Non sequential programming

Matej Kosik kosik at
Tue May 31 11:16:52 UTC 2005

Andreas Raab wrote:
>> ( is down) 
> Try instead (they're having a server upgrade)
> Just for the records: The above presentation is about the E language 
> ( and has nothing to do with Erlang.
>> By V2 I want to show that, it is possible to do parallel programming
>> - without the threat of interference
>> - without the threat of deadlocks.
>> - conveniently (as in Smalltalk).
>> - consistently (as in Smalltalk).
> E is a good place to look at if only for comparison (since your paper 
> quotes Joule I'm assuming you are aware of E).

E is valuable (also) for its ideas in the area of security. 

When I started to implement V2 I was not aware of these problems. In the last autumn I installed E and revealed (thanks to E) what it really means security in distributed systems. V2 is a transient and throw away prototype. The next prototype (V3) shall heed these problems.

V2 is valuable for its capability to find parallelism also there, where noone would normally sought for it. This

is one (not very interesting becaouse it is so obvious) example. There are also other (also boring because they are so obvious) examples scattered around.

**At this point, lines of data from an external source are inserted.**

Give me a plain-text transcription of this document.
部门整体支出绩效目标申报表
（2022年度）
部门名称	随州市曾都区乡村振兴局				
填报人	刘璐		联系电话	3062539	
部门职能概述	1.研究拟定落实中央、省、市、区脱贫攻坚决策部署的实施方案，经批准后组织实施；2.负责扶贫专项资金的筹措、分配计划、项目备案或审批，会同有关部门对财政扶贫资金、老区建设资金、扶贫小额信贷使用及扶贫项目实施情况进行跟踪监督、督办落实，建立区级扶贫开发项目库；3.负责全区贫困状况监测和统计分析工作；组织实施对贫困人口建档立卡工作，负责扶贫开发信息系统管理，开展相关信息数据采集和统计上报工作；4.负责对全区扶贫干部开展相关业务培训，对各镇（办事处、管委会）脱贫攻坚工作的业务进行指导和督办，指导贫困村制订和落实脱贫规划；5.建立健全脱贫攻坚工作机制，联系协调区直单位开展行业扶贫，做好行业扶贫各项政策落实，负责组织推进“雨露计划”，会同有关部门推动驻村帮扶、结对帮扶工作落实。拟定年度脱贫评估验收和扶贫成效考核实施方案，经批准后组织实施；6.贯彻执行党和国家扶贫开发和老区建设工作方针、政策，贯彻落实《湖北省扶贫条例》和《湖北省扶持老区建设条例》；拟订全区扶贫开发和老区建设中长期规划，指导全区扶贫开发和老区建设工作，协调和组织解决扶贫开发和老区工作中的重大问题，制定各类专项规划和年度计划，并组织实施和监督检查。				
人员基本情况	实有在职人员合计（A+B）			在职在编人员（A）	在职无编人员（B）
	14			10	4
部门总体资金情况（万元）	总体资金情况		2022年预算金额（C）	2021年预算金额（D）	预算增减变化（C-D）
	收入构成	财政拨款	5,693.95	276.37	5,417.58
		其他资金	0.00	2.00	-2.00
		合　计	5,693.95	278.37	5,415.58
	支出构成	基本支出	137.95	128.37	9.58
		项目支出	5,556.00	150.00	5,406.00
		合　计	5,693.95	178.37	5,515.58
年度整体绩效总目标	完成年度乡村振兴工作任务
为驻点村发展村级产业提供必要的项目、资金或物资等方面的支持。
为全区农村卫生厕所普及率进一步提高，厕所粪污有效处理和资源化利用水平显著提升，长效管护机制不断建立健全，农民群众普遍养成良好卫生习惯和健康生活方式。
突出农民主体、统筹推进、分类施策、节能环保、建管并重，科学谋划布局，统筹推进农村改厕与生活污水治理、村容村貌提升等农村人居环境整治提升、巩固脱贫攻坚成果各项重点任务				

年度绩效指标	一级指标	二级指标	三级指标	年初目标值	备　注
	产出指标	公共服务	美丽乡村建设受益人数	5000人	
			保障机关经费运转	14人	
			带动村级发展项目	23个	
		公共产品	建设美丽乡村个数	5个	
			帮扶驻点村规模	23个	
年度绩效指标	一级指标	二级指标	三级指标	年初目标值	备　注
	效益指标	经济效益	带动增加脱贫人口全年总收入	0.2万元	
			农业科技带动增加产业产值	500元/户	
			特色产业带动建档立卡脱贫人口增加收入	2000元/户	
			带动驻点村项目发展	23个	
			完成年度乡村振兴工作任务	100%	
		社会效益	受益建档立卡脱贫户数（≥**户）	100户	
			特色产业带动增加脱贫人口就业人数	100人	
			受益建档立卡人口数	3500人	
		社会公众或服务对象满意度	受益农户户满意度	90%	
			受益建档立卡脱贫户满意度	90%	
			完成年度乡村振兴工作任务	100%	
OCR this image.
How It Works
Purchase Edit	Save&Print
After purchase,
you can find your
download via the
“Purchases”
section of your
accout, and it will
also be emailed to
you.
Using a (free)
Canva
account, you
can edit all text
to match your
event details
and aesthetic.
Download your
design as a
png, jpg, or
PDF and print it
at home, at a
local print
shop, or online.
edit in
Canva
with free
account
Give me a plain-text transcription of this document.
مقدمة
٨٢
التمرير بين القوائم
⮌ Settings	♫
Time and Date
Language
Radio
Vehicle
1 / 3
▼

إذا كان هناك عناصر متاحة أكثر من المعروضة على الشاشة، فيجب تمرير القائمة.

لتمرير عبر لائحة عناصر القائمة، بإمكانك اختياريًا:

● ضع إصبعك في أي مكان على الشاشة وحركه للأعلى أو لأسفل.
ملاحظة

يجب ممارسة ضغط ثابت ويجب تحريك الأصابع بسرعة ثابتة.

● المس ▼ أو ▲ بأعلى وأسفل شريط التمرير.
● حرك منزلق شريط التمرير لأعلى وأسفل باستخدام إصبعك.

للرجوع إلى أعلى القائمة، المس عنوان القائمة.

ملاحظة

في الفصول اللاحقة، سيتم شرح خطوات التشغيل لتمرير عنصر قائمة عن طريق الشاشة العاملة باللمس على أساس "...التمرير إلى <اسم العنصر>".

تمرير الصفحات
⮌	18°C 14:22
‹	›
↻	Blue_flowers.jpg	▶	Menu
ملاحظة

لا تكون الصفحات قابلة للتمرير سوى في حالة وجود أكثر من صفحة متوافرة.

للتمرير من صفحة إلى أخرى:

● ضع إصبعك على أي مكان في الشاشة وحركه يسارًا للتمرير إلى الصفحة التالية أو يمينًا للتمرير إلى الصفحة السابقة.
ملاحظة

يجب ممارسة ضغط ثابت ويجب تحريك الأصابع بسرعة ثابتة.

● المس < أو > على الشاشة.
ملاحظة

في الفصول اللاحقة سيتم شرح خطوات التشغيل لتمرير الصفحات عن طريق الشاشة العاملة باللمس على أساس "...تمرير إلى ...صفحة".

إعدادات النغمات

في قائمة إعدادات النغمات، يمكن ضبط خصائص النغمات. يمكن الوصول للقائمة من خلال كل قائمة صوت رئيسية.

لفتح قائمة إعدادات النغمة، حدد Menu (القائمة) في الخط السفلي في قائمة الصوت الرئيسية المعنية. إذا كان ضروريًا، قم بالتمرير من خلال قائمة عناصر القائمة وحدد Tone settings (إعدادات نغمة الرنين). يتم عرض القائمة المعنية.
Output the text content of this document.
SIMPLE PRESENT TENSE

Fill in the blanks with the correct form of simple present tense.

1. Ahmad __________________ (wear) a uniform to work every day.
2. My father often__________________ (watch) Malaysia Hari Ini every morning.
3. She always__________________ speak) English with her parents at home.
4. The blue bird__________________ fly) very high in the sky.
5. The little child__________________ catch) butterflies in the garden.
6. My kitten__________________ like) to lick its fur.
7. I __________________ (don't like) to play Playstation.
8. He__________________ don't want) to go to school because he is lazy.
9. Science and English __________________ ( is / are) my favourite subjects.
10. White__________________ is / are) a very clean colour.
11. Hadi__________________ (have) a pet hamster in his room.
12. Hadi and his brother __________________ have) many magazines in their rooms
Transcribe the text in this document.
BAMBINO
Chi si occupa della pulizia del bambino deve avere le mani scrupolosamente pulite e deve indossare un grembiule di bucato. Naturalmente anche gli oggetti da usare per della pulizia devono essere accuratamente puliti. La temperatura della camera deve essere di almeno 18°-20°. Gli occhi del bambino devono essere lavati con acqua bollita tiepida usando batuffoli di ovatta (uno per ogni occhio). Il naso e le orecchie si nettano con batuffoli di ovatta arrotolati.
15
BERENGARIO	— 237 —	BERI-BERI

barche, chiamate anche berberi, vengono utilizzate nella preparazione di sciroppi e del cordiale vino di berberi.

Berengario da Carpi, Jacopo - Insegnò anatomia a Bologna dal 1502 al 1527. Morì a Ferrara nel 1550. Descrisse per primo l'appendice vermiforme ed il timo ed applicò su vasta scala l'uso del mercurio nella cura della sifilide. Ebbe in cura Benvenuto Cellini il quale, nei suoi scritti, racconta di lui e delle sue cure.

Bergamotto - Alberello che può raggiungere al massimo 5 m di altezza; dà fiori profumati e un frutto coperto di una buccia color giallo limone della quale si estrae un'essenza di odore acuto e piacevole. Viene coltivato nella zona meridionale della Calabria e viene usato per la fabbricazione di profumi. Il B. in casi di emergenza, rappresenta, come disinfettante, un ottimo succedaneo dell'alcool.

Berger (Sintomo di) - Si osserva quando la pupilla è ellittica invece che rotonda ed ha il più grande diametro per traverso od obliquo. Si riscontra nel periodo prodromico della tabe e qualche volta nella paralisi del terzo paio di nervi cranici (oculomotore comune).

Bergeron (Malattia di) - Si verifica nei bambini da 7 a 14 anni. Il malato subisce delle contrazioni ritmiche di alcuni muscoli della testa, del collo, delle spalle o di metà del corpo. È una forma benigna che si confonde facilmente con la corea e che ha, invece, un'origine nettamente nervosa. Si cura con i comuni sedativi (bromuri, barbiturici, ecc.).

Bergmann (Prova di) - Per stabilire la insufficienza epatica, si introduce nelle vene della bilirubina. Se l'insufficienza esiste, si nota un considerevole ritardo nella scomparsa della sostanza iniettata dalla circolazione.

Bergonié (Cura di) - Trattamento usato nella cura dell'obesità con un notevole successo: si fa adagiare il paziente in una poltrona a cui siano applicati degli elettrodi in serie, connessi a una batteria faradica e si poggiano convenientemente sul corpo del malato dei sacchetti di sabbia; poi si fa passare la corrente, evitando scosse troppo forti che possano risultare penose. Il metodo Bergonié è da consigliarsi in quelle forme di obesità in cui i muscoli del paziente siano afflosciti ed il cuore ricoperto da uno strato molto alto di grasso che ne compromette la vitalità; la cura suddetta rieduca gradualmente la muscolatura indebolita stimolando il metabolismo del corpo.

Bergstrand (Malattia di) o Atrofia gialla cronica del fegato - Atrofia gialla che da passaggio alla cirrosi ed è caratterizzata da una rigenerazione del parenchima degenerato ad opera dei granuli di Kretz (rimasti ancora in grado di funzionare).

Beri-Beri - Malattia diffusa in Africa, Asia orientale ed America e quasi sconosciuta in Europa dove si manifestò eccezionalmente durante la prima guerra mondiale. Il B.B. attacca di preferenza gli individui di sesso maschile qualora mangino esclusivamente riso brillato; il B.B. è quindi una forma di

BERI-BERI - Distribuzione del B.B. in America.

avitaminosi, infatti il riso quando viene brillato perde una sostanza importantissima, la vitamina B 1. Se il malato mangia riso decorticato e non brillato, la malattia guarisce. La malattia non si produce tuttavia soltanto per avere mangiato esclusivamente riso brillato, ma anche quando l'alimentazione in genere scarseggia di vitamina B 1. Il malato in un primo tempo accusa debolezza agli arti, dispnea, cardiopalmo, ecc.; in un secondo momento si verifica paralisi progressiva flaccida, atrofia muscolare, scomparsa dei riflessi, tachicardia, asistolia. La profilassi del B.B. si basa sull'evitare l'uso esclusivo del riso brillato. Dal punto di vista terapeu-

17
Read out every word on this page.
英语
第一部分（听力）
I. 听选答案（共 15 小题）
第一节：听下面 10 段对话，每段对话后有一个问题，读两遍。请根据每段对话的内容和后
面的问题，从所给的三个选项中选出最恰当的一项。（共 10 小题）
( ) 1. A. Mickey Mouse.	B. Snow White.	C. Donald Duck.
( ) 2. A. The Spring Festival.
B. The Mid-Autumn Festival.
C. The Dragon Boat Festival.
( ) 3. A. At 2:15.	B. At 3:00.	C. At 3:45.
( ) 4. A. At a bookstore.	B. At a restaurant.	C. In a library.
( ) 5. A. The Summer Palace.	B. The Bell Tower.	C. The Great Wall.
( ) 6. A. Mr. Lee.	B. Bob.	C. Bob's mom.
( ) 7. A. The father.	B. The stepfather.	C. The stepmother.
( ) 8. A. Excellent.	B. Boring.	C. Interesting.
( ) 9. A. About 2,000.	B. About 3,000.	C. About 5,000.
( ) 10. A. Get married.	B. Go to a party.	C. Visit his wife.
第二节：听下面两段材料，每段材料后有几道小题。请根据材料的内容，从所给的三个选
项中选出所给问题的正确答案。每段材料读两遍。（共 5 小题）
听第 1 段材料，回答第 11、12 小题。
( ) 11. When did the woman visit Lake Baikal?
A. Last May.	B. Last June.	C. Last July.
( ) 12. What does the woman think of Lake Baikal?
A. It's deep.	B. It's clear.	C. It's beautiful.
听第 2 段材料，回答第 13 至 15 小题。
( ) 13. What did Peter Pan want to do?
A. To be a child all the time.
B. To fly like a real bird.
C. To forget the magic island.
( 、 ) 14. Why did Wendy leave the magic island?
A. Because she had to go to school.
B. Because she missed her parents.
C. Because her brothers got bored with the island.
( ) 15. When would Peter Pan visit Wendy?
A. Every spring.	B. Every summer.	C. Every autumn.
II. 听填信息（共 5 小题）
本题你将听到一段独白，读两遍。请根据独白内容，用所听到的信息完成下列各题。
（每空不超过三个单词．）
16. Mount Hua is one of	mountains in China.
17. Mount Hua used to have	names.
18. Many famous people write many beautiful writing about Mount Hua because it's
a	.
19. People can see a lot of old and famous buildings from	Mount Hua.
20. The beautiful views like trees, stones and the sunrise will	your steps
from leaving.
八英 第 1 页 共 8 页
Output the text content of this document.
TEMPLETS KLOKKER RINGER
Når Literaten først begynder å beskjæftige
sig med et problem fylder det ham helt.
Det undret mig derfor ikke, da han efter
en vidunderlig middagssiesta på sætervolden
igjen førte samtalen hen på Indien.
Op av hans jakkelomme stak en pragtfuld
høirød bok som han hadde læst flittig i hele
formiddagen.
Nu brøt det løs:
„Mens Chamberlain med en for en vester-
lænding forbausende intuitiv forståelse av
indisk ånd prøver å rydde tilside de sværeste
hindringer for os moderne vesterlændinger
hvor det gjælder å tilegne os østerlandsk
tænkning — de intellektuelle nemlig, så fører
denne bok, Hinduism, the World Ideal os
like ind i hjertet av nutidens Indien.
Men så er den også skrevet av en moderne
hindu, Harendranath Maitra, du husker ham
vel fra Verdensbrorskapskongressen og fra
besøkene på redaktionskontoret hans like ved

When I these days tried to show the power of V2 on more complicated examples, I have revealed that the strategy employed to break the cycles which appear in virtual machine state which under normal conditions should form partial order of activations, is not general enogh. I knew that, but I have finally come to those situations which reveal that fact. This is not a lucky situation because right now I cannot show you the power of V2 when operating on matrices or other mutable objects (such as Transcript) shared and used between multiple parallel "activities". The non-perfectness of the strategy prevents me to do so. This is on the other hand a luck because I have to solve the problems mentioned in the esug2005 article sooner than I expected.

The problem is, that right now I cannot view conveniently the state of the virtual machine. When I previously had to draw all the states of the virtual machine through which it transfered from the initial state to the final state. If the total number of steps (and related states) was 12, this took me more than one hour to draw the series of virtual machine state diagrams. That was passable for short computation which did not last more then 12 steps. This approach is however completely useless when a computation lasts, say, 100 steps. I need a functionality which draws those steps automatically. That is another unfortunate requirement because this again hinders me because it has no theoretical worth. But, it will is worthwhile to have it when I need to explain the effects of the V2 language on the V2 virtual machine states. I will not need to create something like this

(follow the links at the bottom of the page) manually. I will be able to generate such a "movie" on the fly. Also for less trivial computations. I expect that implementing such a "movie generator" will take one month. Then I will be able to conveniently reason about the proper strategy for breaking the cycles. Answering that question how
* to detect them effectively
* to break them without introducing interference
are crucial. Finding out the answer will hopefully not take too long.